Now we can turn our attention to the power of this design. The PROC GLMPOWER procedure will provide the power of the design.

```
/* Full Mixture Model */
title "Full Mixture Model";
proc glmpower data=dsgn;
model ysim=x1 x2 x3 x1*x2 x1*x3 x2*x3;
power
alpha = 0.05
ntotal = 12
stddev=0.066
power = .;
run;
```

PROC GLMPOWER requires the model statement where we get to specify our full model. We need to add the POWER statement with options (for this example) for alpha, number of observations, standard deviation, and power. I specified an alpha of 0.05 for the typical 95% confidence level. The design had 12 runs, so ntotal is 12. The standard deviation is 0.066 as we noted earlier, so that is the value that is entered on the STDDEV option. Finally, the power is set equal to a missing value which tells the procedure to solve for power. Unfortunately PROC GLMPOWER does not allow a noint option to truly fit the Scheffe model. This will become apparent on the results.

Because of the inherent singularity in the design matrix, the power for the main effects, X1, X2, and X3, cannot be calculated. The power for all the quadratic/cross-product terms is fairly low. We will explore why this is a bit later. Rather, I would like to get a power estimate for the main effects. This is where the prior post on analyzing a mixture experiment comes into play again. We can estimate a Scheffe mixture model by removing one of the main effects. I will start by removing the X3 term. All other aspects of the PROC GLMPOWER procedure will remain the same.

```
/* Mixture Model with X3 removed */
title "Mixture Model with X3 Effect Removed";
proc glmpower data=dsgn;
model ysim = x1 x2 x1*x2 x1*x3 x2*x3;
power
alpha = 0.05
ntotal=12
stddev=0.066
power=.;
run;
```

The results will now display the power for the X1 and X2 main effects along with the power estimates of the cross-product terms as before.
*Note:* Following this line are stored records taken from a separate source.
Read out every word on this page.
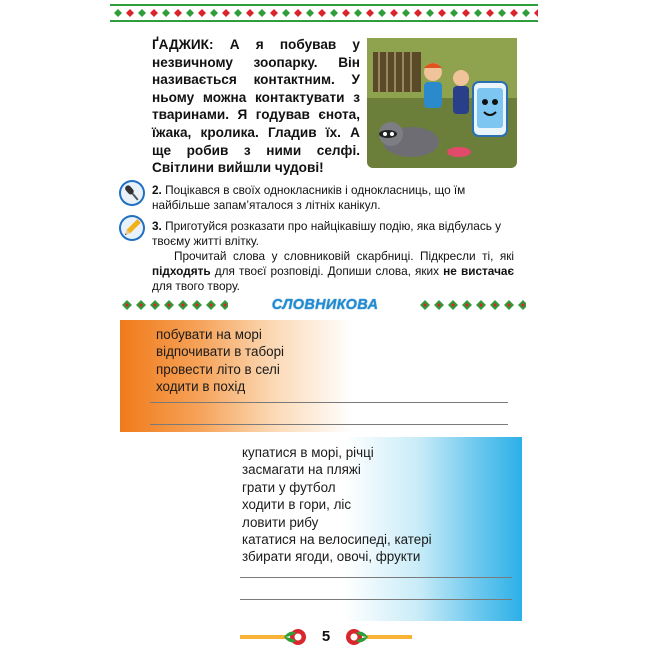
ҐАДЖИК: А я побував у незвичному зоопарку. Він називається контактним. У ньому можна контактувати з тваринами. Я годував єнота, їжака, кролика. Гладив їх. А ще робив з ними селфі. Світлини вийшли чудові!
2. Поцікався в своїх однокласників і однокласниць, що їм найбільше запам’яталося з літніх канікул.
3. Приготуйся розказати про найцікавішу подію, яка відбулась у твоєму житті влітку.
Прочитай слова у словниковій скарбниці. Підкресли ті, які підходять для твоєї розповіді. Допиши слова, яких не вистачає для твого твору.
СЛОВНИКОВА
побувати на морі
відпочивати в таборі
провести літо в селі
ходити в похід
купатися в морі, річці
засмагати на пляжі
грати у футбол
ходити в гори, ліс
ловити рибу
кататися на велосипеді, катері
збирати ягоди, овочі, фрукти
5
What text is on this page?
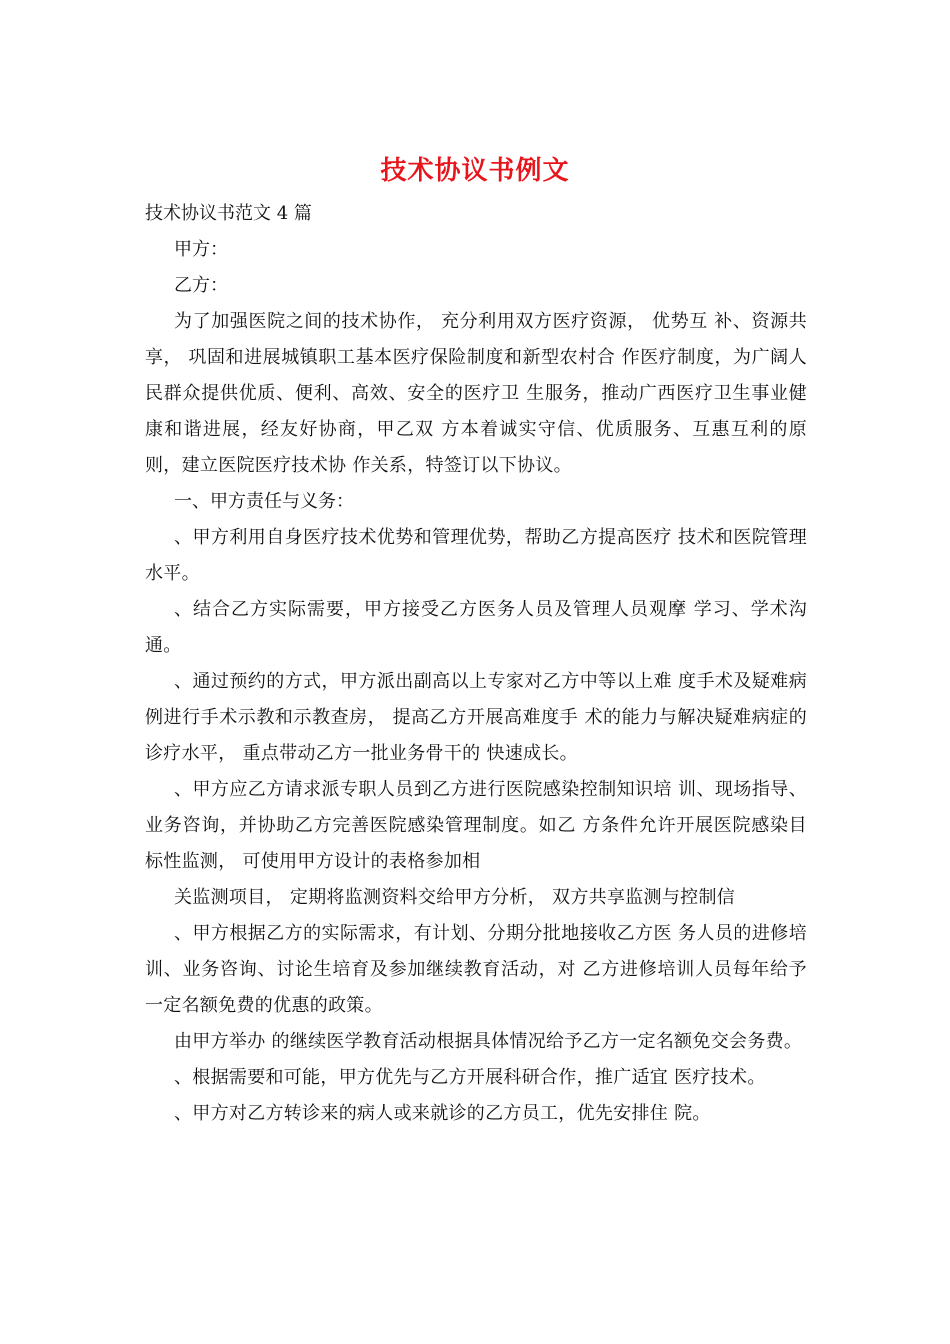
技术协议书例文

技术协议书范文 4 篇

甲方：

乙方：

为了加强医院之间的技术协作， 充分利用双方医疗资源， 优势互 补、资源共享， 巩固和进展城镇职工基本医疗保险制度和新型农村合 作医疗制度，为广阔人民群众提供优质、便利、高效、安全的医疗卫 生服务，推动广西医疗卫生事业健康和谐进展，经友好协商，甲乙双 方本着诚实守信、优质服务、互惠互利的原则，建立医院医疗技术协 作关系，特签订以下协议。

一、甲方责任与义务：

、甲方利用自身医疗技术优势和管理优势，帮助乙方提高医疗 技术和医院管理水平。

、结合乙方实际需要，甲方接受乙方医务人员及管理人员观摩 学习、学术沟通。

、通过预约的方式，甲方派出副高以上专家对乙方中等以上难 度手术及疑难病例进行手术示教和示教查房， 提高乙方开展高难度手 术的能力与解决疑难病症的诊疗水平， 重点带动乙方一批业务骨干的 快速成长。

、甲方应乙方请求派专职人员到乙方进行医院感染控制知识培 训、现场指导、业务咨询，并协助乙方完善医院感染管理制度。如乙 方条件允许开展医院感染目标性监测， 可使用甲方设计的表格参加相

关监测项目， 定期将监测资料交给甲方分析， 双方共享监测与控制信

、甲方根据乙方的实际需求，有计划、分期分批地接收乙方医 务人员的进修培训、业务咨询、讨论生培育及参加继续教育活动，对 乙方进修培训人员每年给予一定名额免费的优惠的政策。

由甲方举办 的继续医学教育活动根据具体情况给予乙方一定名额免交会务费。

、根据需要和可能，甲方优先与乙方开展科研合作，推广适宜 医疗技术。

、甲方对乙方转诊来的病人或来就诊的乙方员工，优先安排住 院。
We can see that the power for X1 is very low, only 0.095. Why is this so low? The power for X2 is 0.27, which is quite a bit better, but still very low. And how can we determine the power for the X3 term?

The X3 power can be determined by repeating the same approach, but removing the X2 term (or X1) and putting X3 back into the model.

```
/* Mixture Model with X2 removed */
title "Mixture Model with X2 Effect Removed";
proc glmpower data=dsgn;
model ysim = x1 x3 x1*x2 x1*x3 x2*x3;
power
alpha = 0.05
ntotal=12
stddev=0.066
power=.;
run;
```

The results are the same as before, but with the X3 power displayed, which is 0.27, instead of the power for X2.
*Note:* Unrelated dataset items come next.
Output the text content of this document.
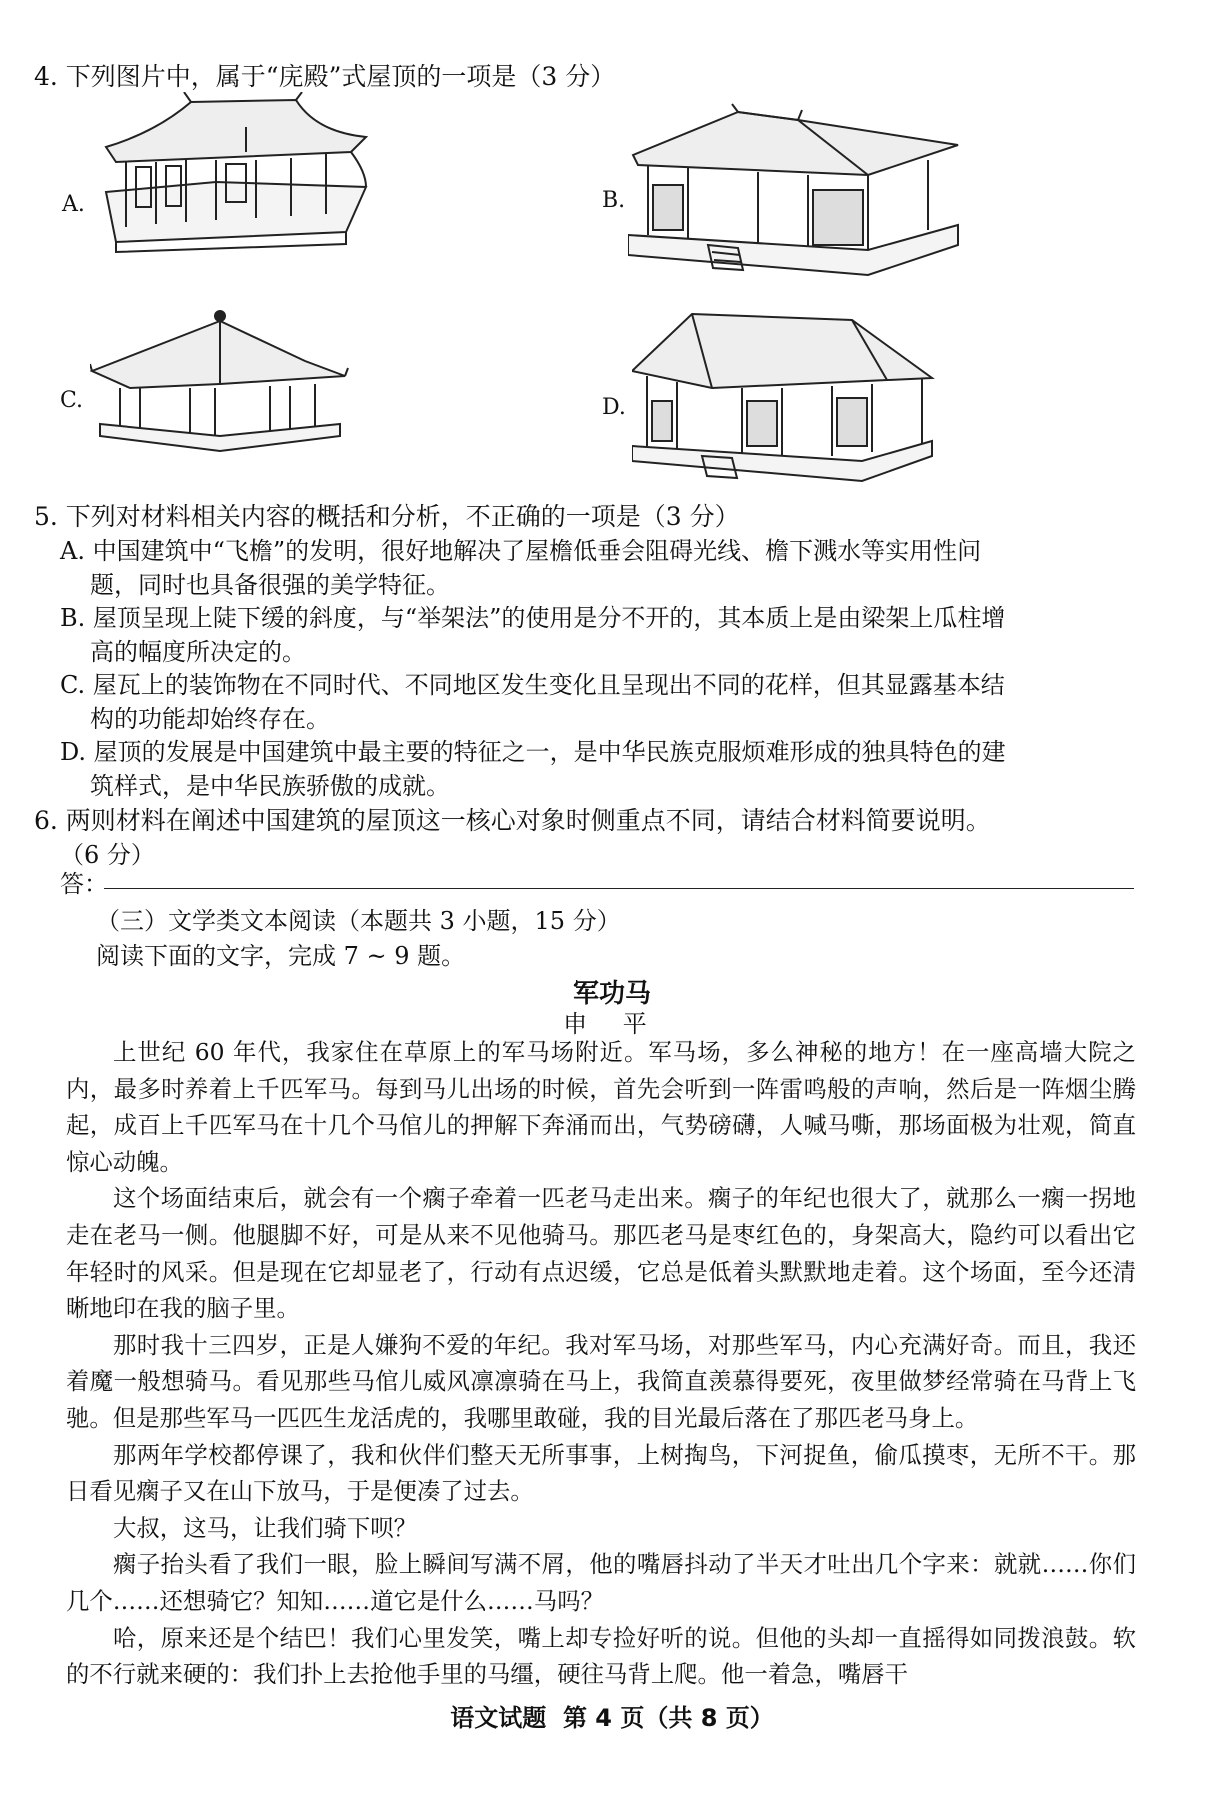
4. 下列图片中，属于“庑殿”式屋顶的一项是（3 分）
A.	B.
C.	D.
5. 下列对材料相关内容的概括和分析，不正确的一项是（3 分）
A. 中国建筑中“飞檐”的发明，很好地解决了屋檐低垂会阻碍光线、檐下溅水等实用性问
题，同时也具备很强的美学特征。
B. 屋顶呈现上陡下缓的斜度，与“举架法”的使用是分不开的，其本质上是由梁架上瓜柱增
高的幅度所决定的。
C. 屋瓦上的装饰物在不同时代、不同地区发生变化且呈现出不同的花样，但其显露基本结
构的功能却始终存在。
D. 屋顶的发展是中国建筑中最主要的特征之一，是中华民族克服烦难形成的独具特色的建
筑样式，是中华民族骄傲的成就。
6. 两则材料在阐述中国建筑的屋顶这一核心对象时侧重点不同，请结合材料简要说明。
（6 分）
答：
（三）文学类文本阅读（本题共 3 小题，15 分）
阅读下面的文字，完成 7 ~ 9 题。
军功马
申 平

上世纪 60 年代，我家住在草原上的军马场附近。军马场，多么神秘的地方！在一座高墙大院之内，最多时养着上千匹军马。每到马儿出场的时候，首先会听到一阵雷鸣般的声响，然后是一阵烟尘腾起，成百上千匹军马在十几个马倌儿的押解下奔涌而出，气势磅礴，人喊马嘶，那场面极为壮观，简直惊心动魄。

这个场面结束后，就会有一个瘸子牵着一匹老马走出来。瘸子的年纪也很大了，就那么一瘸一拐地走在老马一侧。他腿脚不好，可是从来不见他骑马。那匹老马是枣红色的，身架高大，隐约可以看出它年轻时的风采。但是现在它却显老了，行动有点迟缓，它总是低着头默默地走着。这个场面，至今还清晰地印在我的脑子里。

那时我十三四岁，正是人嫌狗不爱的年纪。我对军马场，对那些军马，内心充满好奇。而且，我还着魔一般想骑马。看见那些马倌儿威风凛凛骑在马上，我简直羡慕得要死，夜里做梦经常骑在马背上飞驰。但是那些军马一匹匹生龙活虎的，我哪里敢碰，我的目光最后落在了那匹老马身上。

那两年学校都停课了，我和伙伴们整天无所事事，上树掏鸟，下河捉鱼，偷瓜摸枣，无所不干。那日看见瘸子又在山下放马，于是便凑了过去。

大叔，这马，让我们骑下呗？

瘸子抬头看了我们一眼，脸上瞬间写满不屑，他的嘴唇抖动了半天才吐出几个字来：就就……你们几个……还想骑它？知知……道它是什么……马吗？

哈，原来还是个结巴！我们心里发笑，嘴上却专捡好听的说。但他的头却一直摇得如同拨浪鼓。软的不行就来硬的：我们扑上去抢他手里的马缰，硬往马背上爬。他一着急，嘴唇干

语文试题 第 4 页（共 8 页）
Now we can finally turn our attention to why the power is so low.Since we know what this model is, we can explore the low power. Certainly some of the low power is due to the multicollinearity found in the data, but there is more. The narrow range for the X1 component also causes some difficulties. Look at the plot of the YSim response and X1 with an overlaid linear regression line and the actual quadratic relationship that was used to generate the response.

The curves are certainly very different. However, X1 only ranges from 0 to 0.1. If we zoom in on just that portion of the X1 range we see a very different picture.

Over the range where the data will be collected the difference between the linear fit and the quadratic fit is almost indistinguishable. The model is not really able to distinguish between the line and a quadratic fit due to the very narrow range. For this reason it is important to have the ranges for your components be as wide as possible in order to magnify the differences between the different possible models.